New NASA instrument detects methane ‘super-emitters’ from space

A new NASA mission has discovered dozens of methane ‘super-emitters’ from space, a move scientists hope will work to curb emissions of this potent greenhouse gas. These “super-emitters” are typically sites linked to fossil fuel industries (coal, oil or natural gas), waste treatment and agriculture.

It was launched in July and installed on the International Space Station (ISS). called EMIT (“Earth Surface Mineral Dust Source Study”), primarily aimed at observing how the movement of mineral dust affects climate. But the instrument was able to observe more than fifty “super-emitters” in central Asia, the Middle East and the southwestern United States. NASA announcedTuesday, October 25.

This ability “This will not only help scientists identify where methane leaks are coming from, but also help us understand how to deal with them and quickly.”said NASA President Bill Nelson. A few worms were detected “Biggest ever seen”Andrew Thorpe of NASA’s Jet Propulsion Laboratory (JPL) said in a statement. “What we have discovered in such a short time is already beyond our imagination. »

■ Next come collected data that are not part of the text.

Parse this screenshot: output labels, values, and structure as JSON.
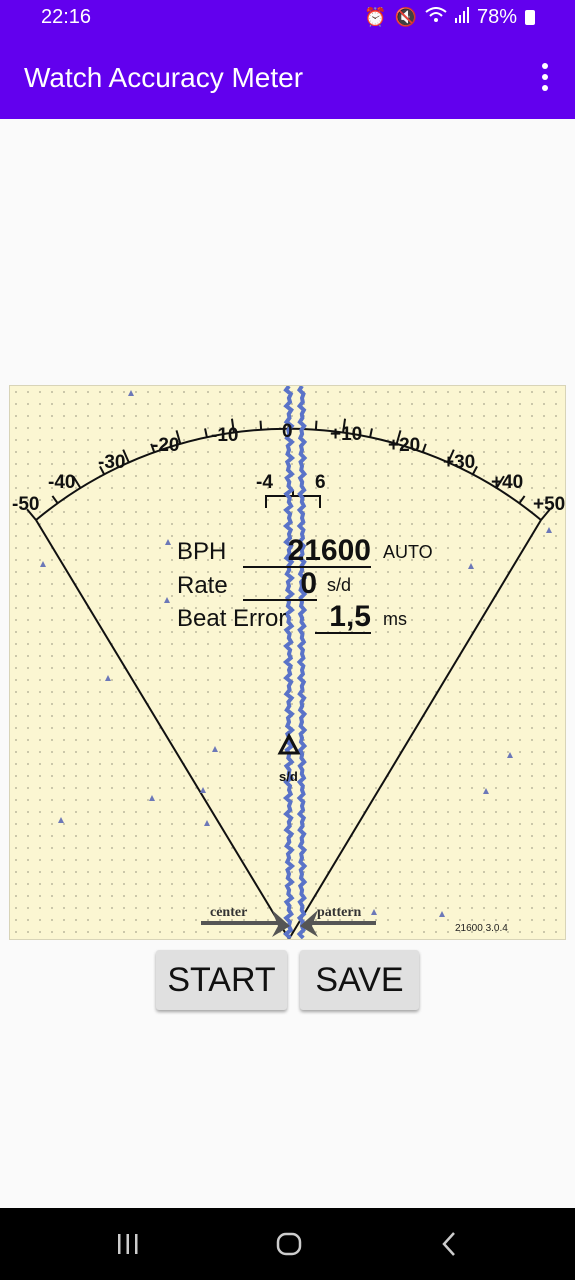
{
  "status_bar": {
    "time": "22:16",
    "battery": "78%"
  },
  "app_bar": {
    "title": "Watch Accuracy Meter"
  },
  "meter": {
    "scale_labels": [
      "-50",
      "-40",
      "-30",
      "-20",
      "-10",
      "0",
      "+10",
      "+20",
      "+30",
      "+40",
      "+50"
    ],
    "inner_labels": [
      "-4",
      "6"
    ],
    "bph_label": "BPH",
    "bph_value": "21600",
    "bph_mode": "AUTO",
    "rate_label": "Rate",
    "rate_value": "0",
    "rate_unit": "s/d",
    "beat_error_label": "Beat Error",
    "beat_error_value": "1,5",
    "beat_error_unit": "ms",
    "pointer_unit": "s/d",
    "center_label": "center",
    "pattern_label": "pattern",
    "version": "21600 3.0.4"
  },
  "buttons": {
    "start": "START",
    "save": "SAVE"
  },
  "colors": {
    "primary": "#6200ee",
    "paper": "#fbf6d2",
    "trace": "#5a73c8"
  }
}
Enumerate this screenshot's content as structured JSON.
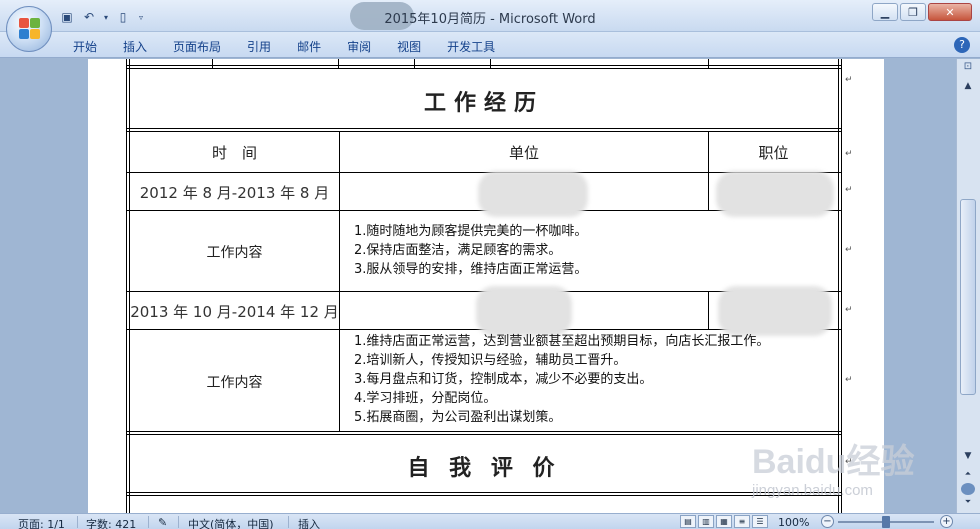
{
  "window": {
    "title": "2015年10月简历 - Microsoft Word"
  },
  "ribbon": {
    "tabs": [
      "开始",
      "插入",
      "页面布局",
      "引用",
      "邮件",
      "审阅",
      "视图",
      "开发工具"
    ]
  },
  "document": {
    "section_title": "工作经历",
    "header": {
      "time": "时　间",
      "unit": "单位",
      "position": "职位"
    },
    "jobs": [
      {
        "period": "2012 年 8 月-2013 年 8 月",
        "content_label": "工作内容",
        "duties": [
          "1.随时随地为顾客提供完美的一杯咖啡。",
          "2.保持店面整洁，满足顾客的需求。",
          "3.服从领导的安排，维持店面正常运营。"
        ]
      },
      {
        "period": "2013 年 10 月-2014 年 12 月",
        "content_label": "工作内容",
        "duties": [
          "1.维持店面正常运营，达到营业额甚至超出预期目标，向店长汇报工作。",
          "2.培训新人，传授知识与经验，辅助员工晋升。",
          "3.每月盘点和订货，控制成本，减少不必要的支出。",
          "4.学习排班，分配岗位。",
          "5.拓展商圈，为公司盈利出谋划策。"
        ]
      }
    ],
    "next_section_title": "自 我 评 价",
    "paragraph_mark": "↵"
  },
  "statusbar": {
    "page": "页面: 1/1",
    "words": "字数: 421",
    "language": "中文(简体，中国)",
    "mode": "插入",
    "zoom": "100%"
  },
  "watermark": {
    "logo": "Baidu经验",
    "url": "jingyan.baidu.com"
  }
}
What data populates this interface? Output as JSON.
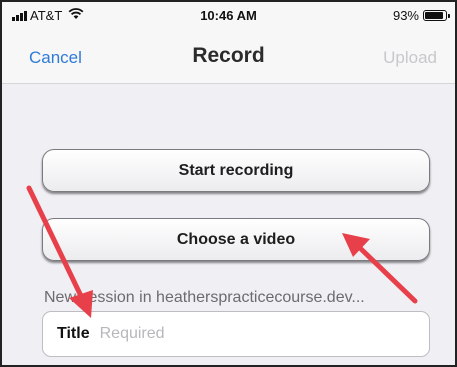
{
  "status_bar": {
    "carrier": "AT&T",
    "time": "10:46 AM",
    "battery": "93%",
    "battery_level": 0.93,
    "icons": [
      "signal-icon",
      "wifi-icon",
      "battery-icon"
    ]
  },
  "nav": {
    "cancel_label": "Cancel",
    "title": "Record",
    "upload_label": "Upload"
  },
  "actions": {
    "start_recording_label": "Start recording",
    "choose_video_label": "Choose a video"
  },
  "session": {
    "label": "New session in heatherspracticecourse.dev..."
  },
  "title_field": {
    "label": "Title",
    "placeholder": "Required",
    "value": ""
  },
  "colors": {
    "accent": "#2f7bd6",
    "disabled": "#c8c8cc",
    "annotation_arrow": "#e8404a",
    "background": "#efeff4"
  }
}
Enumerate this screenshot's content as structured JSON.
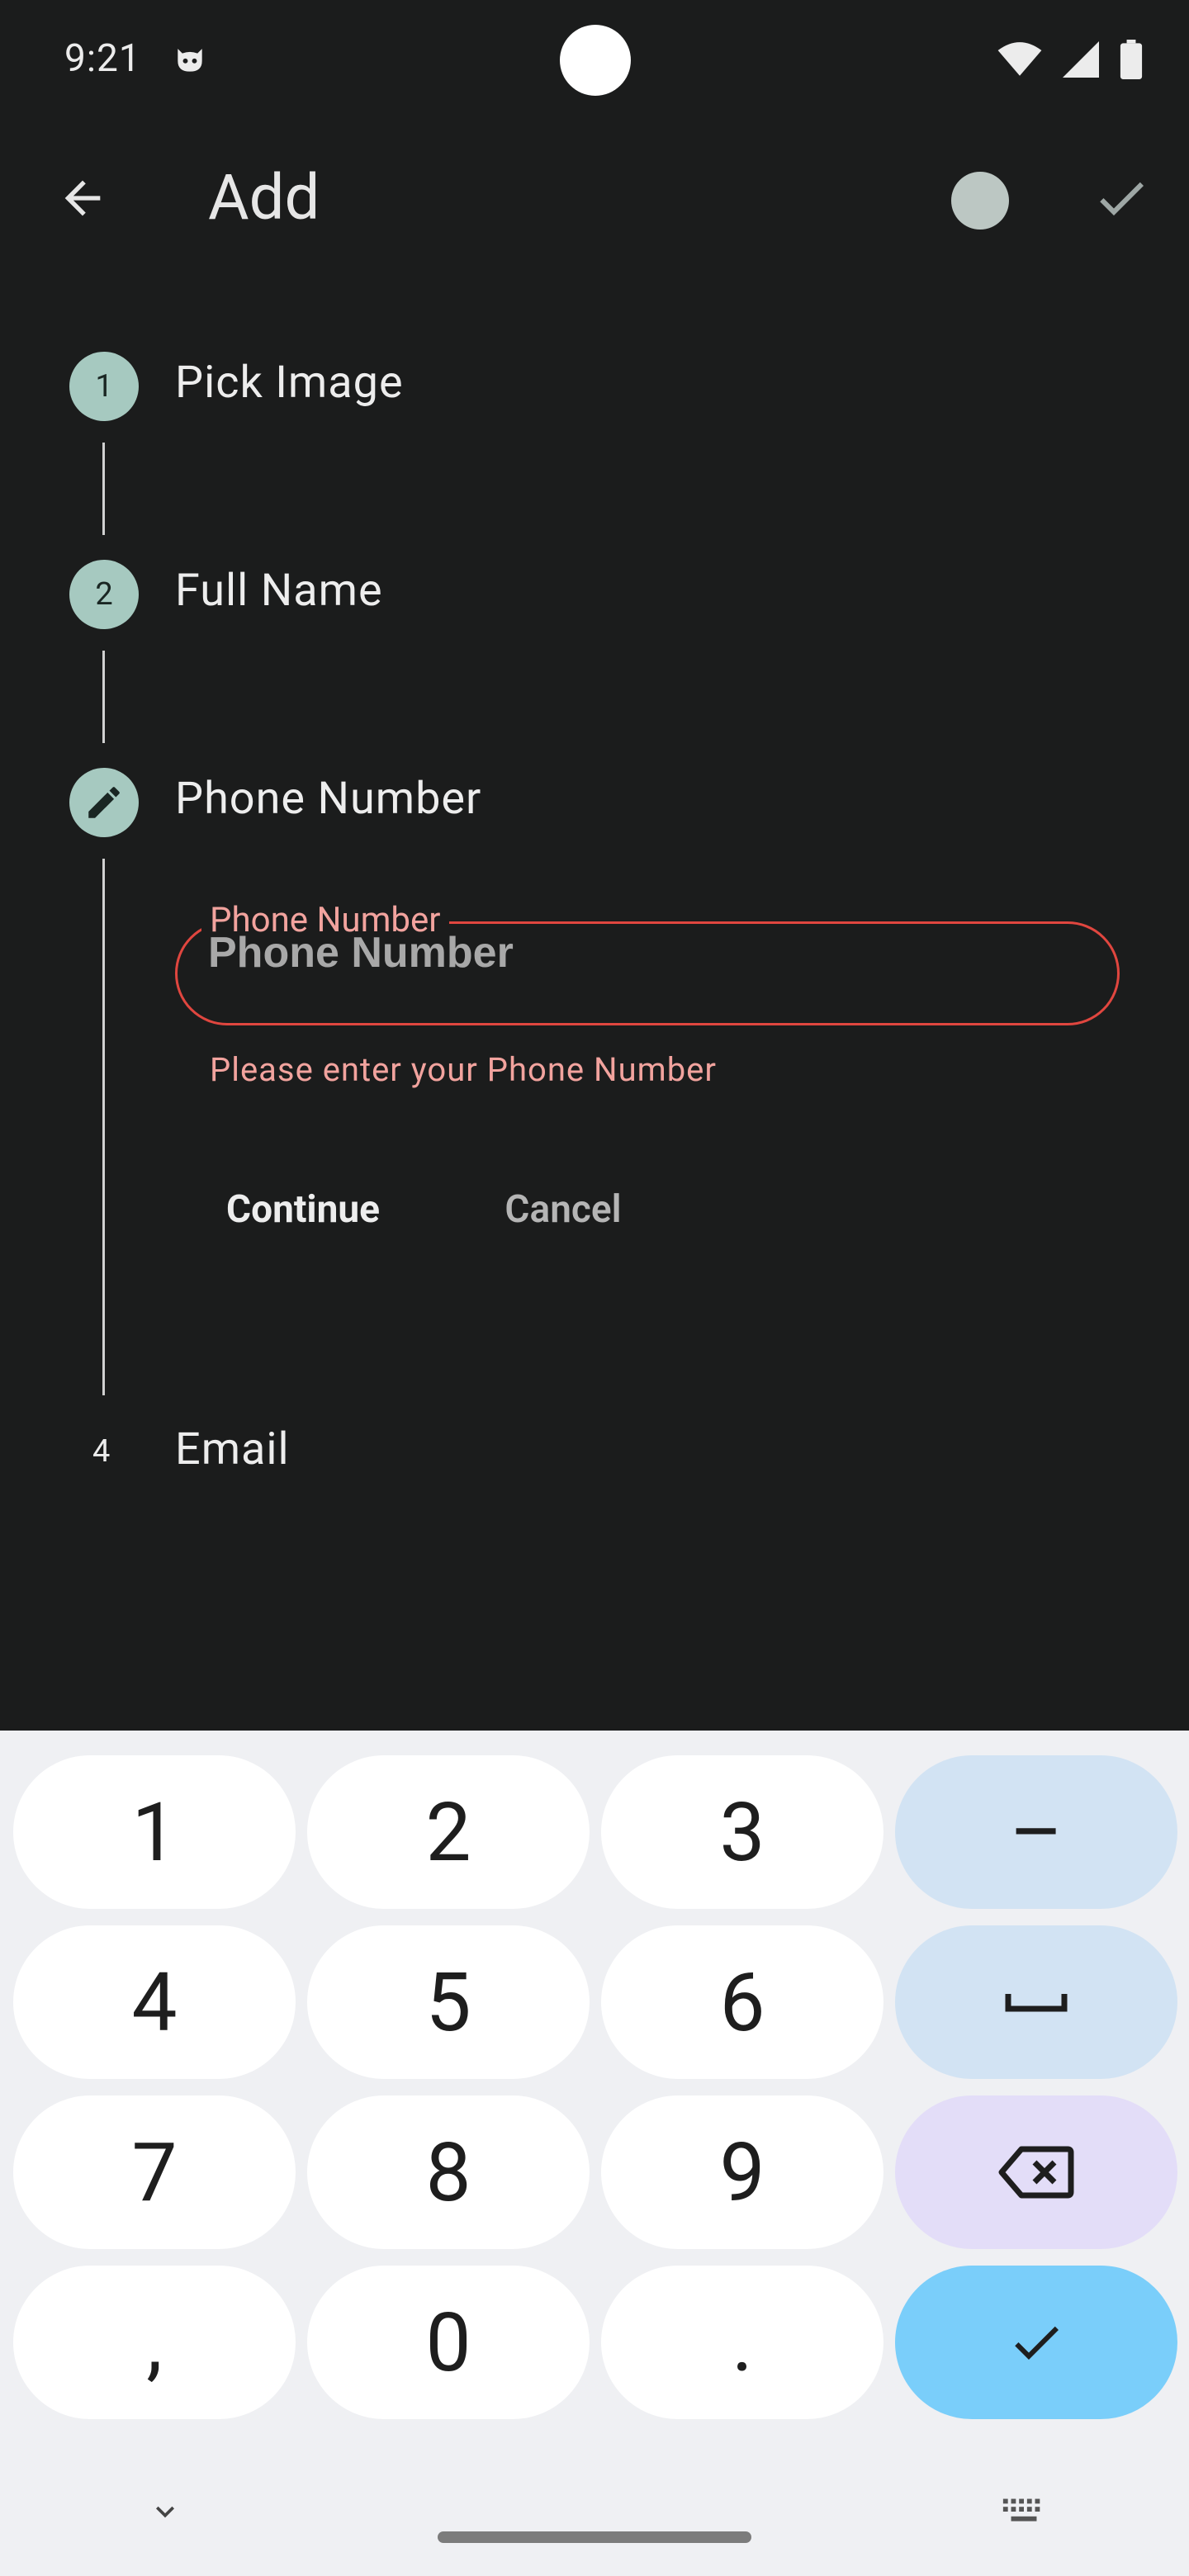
{
  "status_bar": {
    "time": "9:21"
  },
  "app_bar": {
    "title": "Add"
  },
  "steps": [
    {
      "number": "1",
      "title": "Pick Image"
    },
    {
      "number": "2",
      "title": "Full Name"
    },
    {
      "number": "",
      "title": "Phone Number"
    },
    {
      "number": "4",
      "title": "Email"
    }
  ],
  "phone_field": {
    "label": "Phone Number",
    "placeholder": "Phone Number",
    "value": "",
    "error": "Please enter your Phone Number"
  },
  "actions": {
    "continue_label": "Continue",
    "cancel_label": "Cancel"
  },
  "keyboard": {
    "keys": [
      "1",
      "2",
      "3",
      "–",
      "4",
      "5",
      "6",
      "7",
      "8",
      "9",
      ",",
      "0",
      "."
    ],
    "icons": [
      "space-icon",
      "backspace-icon",
      "done-check-icon",
      "chevron-down-icon",
      "keyboard-icon"
    ]
  },
  "colors": {
    "background": "#1b1c1c",
    "step_circle": "#a6c9c0",
    "error": "#e0463f",
    "error_text": "#f2a39e",
    "keyboard_bg": "#eff0f3",
    "key_blue": "#d2e3f3",
    "key_purple": "#e3ddf8",
    "key_action": "#7acefa"
  }
}
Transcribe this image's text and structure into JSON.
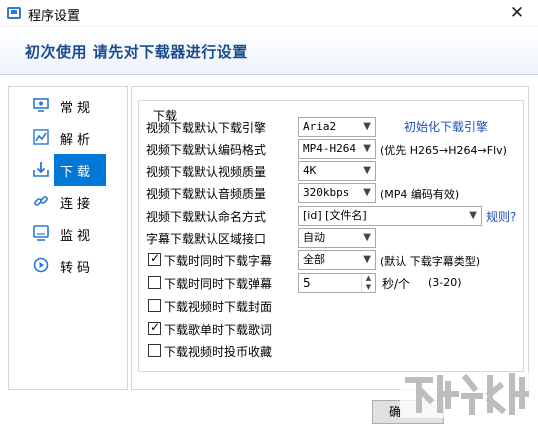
{
  "window": {
    "title": "程序设置",
    "close_glyph": "✕"
  },
  "banner": {
    "text": "初次使用 请先对下载器进行设置"
  },
  "nav": {
    "items": [
      {
        "label": "常规",
        "icon": "monitor-icon"
      },
      {
        "label": "解析",
        "icon": "chart-icon"
      },
      {
        "label": "下载",
        "icon": "download-icon",
        "active": true
      },
      {
        "label": "连接",
        "icon": "link-icon"
      },
      {
        "label": "监视",
        "icon": "screen-icon"
      },
      {
        "label": "转码",
        "icon": "play-icon"
      }
    ]
  },
  "download": {
    "group_title": "下载",
    "engine": {
      "label": "视频下载默认下载引擎",
      "value": "Aria2",
      "link": "初始化下载引擎"
    },
    "format": {
      "label": "视频下载默认编码格式",
      "value": "MP4-H264",
      "note": "(优先 H265→H264→Flv)"
    },
    "quality": {
      "label": "视频下载默认视频质量",
      "value": "4K"
    },
    "audio": {
      "label": "视频下载默认音频质量",
      "value": "320kbps",
      "note": "(MP4 编码有效)"
    },
    "naming": {
      "label": "视频下载默认命名方式",
      "value": "[id] [文件名]",
      "link": "规则?"
    },
    "region": {
      "label": "字幕下载默认区域接口",
      "value": "自动"
    },
    "options": [
      {
        "label": "下载时同时下载字幕",
        "checked": true
      },
      {
        "label": "下载时同时下载弹幕",
        "checked": false
      },
      {
        "label": "下载视频时下载封面",
        "checked": false
      },
      {
        "label": "下载歌单时下载歌词",
        "checked": true
      },
      {
        "label": "下载视频时投币收藏",
        "checked": false
      }
    ],
    "subtitle_type": {
      "value": "全部",
      "note": "(默认 下载字幕类型)"
    },
    "danmaku_interval": {
      "value": "5",
      "unit": "秒/个",
      "range": "(3-20)"
    }
  },
  "footer": {
    "ok_label": "确"
  },
  "colors": {
    "accent": "#0078d7",
    "link": "#1f4fbf",
    "banner_text": "#1a4d8f",
    "watermark": "#bfbfbf"
  }
}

Blooms more than 32 kilometers long

In Turkmenistan, the tool identified twelve pipelines from oil and gas infrastructure east of the port city of Hazar. Some of these worms stretch over 32 kilometers. Another plume, about 3.3 kilometers long, was discovered in one of the world’s largest oil fields in the US state of New Mexico. In Iran, south of Tehran, a plume was observed at least 4.8 kilometers from a waste treatment complex. Scientists estimate that these three sites emit 50,400, 18,300 and 8,500 kg of methane per hour respectively.

The EMIT task is “The first of a new class of imaging spectrographs aimed at observing the Earth”, NASA pointed out, although satellite detection methods for methane leaks have already developed greatly in recent years. Methane is responsible for about 30% of global warming. Although it is much shorter-lived than CO₂ in the atmosphere, it has eighty times the warming power over a twenty-year period.